We will try to avoid excessive penalizing market conditions. That's what I'm trying to say.
Yes. I mean, very clear and makes total sense. Yes, this is based on the fact that you have improved your position and you should issue at a lower spread than three, four, five years ago.
I agree with you, right? A lot. I think we have to compensate. I count on you and now without joke, I count on you and your analyst community and so on, to help us explain to the market the situation and the improving situation which the bank is. If the market really sees through what is happening, I think this will be possible.
Perfect. Okay. Very clear. Thank you very much.
We have the next question coming from the line of Maksym Mishyn from JB Capital Markets. Please ask your question.
Yeah. Hi, apologies for the technical issues. I'm not sure which part you lost me, but I had two questions. The one was on TLTRO and how much it contributes to your NII.

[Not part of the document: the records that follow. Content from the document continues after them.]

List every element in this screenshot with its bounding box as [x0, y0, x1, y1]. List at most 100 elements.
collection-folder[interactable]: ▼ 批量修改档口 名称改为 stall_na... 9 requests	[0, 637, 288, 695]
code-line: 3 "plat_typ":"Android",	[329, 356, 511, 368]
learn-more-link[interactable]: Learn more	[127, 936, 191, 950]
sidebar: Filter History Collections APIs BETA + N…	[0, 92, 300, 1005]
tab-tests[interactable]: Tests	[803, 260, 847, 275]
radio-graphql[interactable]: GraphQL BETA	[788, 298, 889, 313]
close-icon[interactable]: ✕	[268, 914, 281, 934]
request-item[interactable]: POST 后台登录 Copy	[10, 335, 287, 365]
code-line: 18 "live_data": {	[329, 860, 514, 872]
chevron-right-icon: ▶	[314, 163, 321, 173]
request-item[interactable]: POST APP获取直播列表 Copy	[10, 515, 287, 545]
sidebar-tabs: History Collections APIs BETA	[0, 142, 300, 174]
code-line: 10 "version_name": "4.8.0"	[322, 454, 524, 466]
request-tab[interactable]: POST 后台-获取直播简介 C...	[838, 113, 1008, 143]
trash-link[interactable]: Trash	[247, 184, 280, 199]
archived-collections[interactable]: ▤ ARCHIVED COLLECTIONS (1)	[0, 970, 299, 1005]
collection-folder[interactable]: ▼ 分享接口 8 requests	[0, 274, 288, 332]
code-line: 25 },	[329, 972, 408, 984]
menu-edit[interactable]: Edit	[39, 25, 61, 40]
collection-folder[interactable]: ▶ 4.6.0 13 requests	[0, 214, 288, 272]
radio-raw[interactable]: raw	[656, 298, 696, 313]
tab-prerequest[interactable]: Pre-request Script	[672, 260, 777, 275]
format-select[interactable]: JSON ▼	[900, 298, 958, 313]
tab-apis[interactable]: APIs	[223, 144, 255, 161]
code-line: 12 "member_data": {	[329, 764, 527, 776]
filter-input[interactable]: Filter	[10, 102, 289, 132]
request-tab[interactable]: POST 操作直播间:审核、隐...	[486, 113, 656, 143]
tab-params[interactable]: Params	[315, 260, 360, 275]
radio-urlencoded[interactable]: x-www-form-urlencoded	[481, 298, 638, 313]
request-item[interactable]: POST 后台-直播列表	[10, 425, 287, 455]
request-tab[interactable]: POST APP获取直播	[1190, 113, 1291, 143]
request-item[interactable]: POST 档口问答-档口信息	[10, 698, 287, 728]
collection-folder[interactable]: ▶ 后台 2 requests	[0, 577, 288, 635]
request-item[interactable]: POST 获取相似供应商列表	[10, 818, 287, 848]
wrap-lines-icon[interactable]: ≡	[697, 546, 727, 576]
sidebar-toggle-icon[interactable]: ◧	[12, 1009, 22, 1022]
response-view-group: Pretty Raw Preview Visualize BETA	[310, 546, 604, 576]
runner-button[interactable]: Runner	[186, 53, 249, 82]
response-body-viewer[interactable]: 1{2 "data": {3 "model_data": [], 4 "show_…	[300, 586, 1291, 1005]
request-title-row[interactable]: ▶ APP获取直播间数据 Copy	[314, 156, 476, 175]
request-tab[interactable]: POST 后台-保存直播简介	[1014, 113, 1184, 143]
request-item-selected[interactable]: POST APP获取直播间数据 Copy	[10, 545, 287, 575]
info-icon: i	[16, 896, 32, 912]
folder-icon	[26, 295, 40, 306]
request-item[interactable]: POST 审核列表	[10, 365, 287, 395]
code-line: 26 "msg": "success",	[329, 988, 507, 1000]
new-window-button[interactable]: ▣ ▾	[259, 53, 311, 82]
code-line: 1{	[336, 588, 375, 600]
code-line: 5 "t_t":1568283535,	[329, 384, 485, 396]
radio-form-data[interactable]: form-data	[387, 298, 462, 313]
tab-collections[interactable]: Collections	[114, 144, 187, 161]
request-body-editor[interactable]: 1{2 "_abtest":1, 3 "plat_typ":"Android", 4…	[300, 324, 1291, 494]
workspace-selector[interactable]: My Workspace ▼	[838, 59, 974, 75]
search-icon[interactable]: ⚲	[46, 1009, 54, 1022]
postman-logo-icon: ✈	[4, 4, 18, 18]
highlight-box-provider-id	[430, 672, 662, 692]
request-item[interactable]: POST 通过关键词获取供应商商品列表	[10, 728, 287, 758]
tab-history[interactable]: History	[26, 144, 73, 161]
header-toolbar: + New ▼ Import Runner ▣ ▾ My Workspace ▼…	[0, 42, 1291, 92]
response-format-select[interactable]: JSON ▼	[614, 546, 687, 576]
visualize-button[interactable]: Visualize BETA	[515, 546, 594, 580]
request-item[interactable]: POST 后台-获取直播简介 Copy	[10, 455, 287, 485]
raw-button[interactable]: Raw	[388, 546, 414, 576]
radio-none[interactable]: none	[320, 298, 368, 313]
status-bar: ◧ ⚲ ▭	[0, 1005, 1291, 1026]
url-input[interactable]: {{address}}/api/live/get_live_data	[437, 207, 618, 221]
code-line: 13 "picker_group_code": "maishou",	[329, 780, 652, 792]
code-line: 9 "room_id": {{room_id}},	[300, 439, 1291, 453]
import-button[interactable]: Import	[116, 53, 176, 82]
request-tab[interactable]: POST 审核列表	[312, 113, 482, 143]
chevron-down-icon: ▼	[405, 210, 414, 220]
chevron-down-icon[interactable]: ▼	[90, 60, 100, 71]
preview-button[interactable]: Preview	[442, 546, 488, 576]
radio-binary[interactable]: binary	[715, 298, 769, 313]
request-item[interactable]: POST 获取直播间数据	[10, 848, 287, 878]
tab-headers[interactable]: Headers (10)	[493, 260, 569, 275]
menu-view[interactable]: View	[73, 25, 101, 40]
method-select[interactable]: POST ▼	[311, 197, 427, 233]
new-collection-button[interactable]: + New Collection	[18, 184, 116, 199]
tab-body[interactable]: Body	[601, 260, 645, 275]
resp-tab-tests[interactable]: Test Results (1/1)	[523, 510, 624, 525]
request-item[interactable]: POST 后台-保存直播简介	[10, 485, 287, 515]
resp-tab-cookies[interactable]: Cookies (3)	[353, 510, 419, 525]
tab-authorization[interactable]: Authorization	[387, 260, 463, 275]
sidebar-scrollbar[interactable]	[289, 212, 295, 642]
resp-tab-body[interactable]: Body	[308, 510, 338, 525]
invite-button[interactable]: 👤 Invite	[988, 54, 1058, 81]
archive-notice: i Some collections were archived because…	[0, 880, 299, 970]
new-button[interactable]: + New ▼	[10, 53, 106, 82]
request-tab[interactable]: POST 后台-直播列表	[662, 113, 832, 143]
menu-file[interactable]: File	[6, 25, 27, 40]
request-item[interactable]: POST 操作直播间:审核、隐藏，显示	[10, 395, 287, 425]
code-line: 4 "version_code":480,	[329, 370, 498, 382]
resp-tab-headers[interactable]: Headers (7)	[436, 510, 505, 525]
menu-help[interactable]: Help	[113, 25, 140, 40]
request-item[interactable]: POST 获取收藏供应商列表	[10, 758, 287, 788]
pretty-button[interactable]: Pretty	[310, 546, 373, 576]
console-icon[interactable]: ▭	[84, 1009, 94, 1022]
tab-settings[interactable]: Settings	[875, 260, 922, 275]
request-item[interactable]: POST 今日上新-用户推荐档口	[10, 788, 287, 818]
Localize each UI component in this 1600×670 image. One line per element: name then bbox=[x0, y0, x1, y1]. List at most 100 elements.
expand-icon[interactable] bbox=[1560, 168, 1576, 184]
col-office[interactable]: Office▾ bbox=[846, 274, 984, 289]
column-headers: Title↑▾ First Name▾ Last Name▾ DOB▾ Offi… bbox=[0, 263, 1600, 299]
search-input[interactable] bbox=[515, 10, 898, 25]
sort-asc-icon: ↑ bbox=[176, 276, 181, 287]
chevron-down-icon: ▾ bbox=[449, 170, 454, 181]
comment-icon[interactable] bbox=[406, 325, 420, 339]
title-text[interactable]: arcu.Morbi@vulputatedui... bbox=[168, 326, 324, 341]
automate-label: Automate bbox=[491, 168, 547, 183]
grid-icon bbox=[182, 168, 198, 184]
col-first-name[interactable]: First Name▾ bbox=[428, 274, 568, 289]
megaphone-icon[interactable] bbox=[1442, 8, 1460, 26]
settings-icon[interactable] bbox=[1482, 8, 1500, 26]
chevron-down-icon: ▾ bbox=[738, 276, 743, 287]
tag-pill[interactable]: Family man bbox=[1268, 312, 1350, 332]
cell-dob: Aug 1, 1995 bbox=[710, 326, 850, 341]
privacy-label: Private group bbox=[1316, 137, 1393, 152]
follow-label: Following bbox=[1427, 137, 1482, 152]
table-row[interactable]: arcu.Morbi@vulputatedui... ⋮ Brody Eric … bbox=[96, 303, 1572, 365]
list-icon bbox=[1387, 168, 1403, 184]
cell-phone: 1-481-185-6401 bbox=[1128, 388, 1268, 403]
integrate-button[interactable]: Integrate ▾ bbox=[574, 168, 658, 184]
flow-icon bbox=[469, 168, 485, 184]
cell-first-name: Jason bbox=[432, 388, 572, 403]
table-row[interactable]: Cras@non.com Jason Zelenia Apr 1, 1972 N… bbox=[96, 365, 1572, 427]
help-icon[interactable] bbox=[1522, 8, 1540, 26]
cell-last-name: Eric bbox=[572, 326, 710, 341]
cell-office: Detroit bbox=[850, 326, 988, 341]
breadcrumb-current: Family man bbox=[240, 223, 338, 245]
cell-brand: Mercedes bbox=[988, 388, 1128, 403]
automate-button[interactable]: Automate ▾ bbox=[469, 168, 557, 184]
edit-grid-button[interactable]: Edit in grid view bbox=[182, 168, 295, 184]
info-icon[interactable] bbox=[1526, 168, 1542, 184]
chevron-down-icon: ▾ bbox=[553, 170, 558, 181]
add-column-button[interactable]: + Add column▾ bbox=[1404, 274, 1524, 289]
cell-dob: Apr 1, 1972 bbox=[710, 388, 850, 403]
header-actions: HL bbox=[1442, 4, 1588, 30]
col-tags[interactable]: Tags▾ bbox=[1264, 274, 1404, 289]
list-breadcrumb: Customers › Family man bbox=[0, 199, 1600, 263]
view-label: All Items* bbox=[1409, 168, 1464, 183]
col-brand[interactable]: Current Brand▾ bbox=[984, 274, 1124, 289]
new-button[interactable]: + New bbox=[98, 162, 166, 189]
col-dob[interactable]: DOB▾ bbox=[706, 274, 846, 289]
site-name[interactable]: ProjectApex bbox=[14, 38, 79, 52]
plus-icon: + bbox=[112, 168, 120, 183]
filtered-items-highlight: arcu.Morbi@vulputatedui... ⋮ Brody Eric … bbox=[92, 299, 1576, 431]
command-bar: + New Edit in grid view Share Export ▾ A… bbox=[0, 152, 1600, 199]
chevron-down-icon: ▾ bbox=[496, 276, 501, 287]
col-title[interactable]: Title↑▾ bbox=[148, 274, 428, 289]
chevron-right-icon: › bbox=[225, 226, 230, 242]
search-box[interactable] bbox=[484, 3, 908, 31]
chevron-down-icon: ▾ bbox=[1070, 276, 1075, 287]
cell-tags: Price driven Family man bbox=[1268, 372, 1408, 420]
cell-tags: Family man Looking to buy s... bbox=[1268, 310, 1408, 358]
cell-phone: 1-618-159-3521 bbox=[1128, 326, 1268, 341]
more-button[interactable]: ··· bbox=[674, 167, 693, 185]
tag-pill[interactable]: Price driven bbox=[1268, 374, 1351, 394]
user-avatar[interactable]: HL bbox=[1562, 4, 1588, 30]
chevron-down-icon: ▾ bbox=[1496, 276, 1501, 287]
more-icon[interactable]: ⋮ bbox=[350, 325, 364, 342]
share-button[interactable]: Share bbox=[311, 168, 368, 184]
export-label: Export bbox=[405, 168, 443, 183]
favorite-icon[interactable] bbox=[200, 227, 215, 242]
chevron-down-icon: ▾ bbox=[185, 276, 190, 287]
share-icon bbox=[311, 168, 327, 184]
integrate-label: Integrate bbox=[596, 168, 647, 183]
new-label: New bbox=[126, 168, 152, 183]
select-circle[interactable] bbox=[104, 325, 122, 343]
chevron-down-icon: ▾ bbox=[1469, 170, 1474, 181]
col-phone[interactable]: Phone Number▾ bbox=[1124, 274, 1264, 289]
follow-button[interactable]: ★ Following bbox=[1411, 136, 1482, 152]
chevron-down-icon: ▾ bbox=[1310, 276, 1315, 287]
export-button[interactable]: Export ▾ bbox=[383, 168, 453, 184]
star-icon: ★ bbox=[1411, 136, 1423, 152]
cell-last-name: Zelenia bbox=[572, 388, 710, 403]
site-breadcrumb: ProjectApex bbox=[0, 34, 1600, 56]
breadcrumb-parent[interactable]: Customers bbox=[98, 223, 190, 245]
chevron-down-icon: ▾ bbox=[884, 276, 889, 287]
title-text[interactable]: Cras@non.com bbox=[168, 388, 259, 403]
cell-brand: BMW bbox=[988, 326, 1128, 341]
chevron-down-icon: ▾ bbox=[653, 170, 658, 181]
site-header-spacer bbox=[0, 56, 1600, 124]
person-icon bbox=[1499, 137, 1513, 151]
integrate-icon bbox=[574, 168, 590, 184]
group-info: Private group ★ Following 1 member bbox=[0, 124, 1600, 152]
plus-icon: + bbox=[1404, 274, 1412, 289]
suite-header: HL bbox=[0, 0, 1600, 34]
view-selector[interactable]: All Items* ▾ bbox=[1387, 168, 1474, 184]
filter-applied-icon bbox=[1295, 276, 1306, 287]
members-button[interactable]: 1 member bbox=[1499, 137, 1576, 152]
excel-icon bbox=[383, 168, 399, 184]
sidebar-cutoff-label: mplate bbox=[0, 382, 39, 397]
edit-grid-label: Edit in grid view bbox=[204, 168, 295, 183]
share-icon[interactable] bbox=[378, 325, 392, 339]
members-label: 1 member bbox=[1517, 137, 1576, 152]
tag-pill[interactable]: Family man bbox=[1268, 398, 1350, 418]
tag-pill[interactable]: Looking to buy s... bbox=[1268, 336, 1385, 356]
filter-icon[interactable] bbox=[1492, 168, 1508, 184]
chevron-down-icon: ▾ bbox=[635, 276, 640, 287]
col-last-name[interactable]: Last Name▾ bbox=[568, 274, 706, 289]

I think just, I mean, our friend from JB is having a connection problem. But I would suggest to end this call, and then of course, we will be able to answer any of your questions as usual, either through me or through Bernardo. Okay? May I finalize?
Okay. I just would like here to highlight the strength of our business model, the evolution of our core income, the evolution of the NPEs that for the first time in many years is below 5%, and this together with a reduction in the cost of risk. This was not done at the expense of excessive write-offs. The evolution also of the intrinsic franchise and of the core earnings in Poland that make it possible to have Poland listed in the market at a price above book value, even considering the Swiss franc risk. Thank you very much, and we are here at your disposal for any further questions. Thank you. Bye-bye.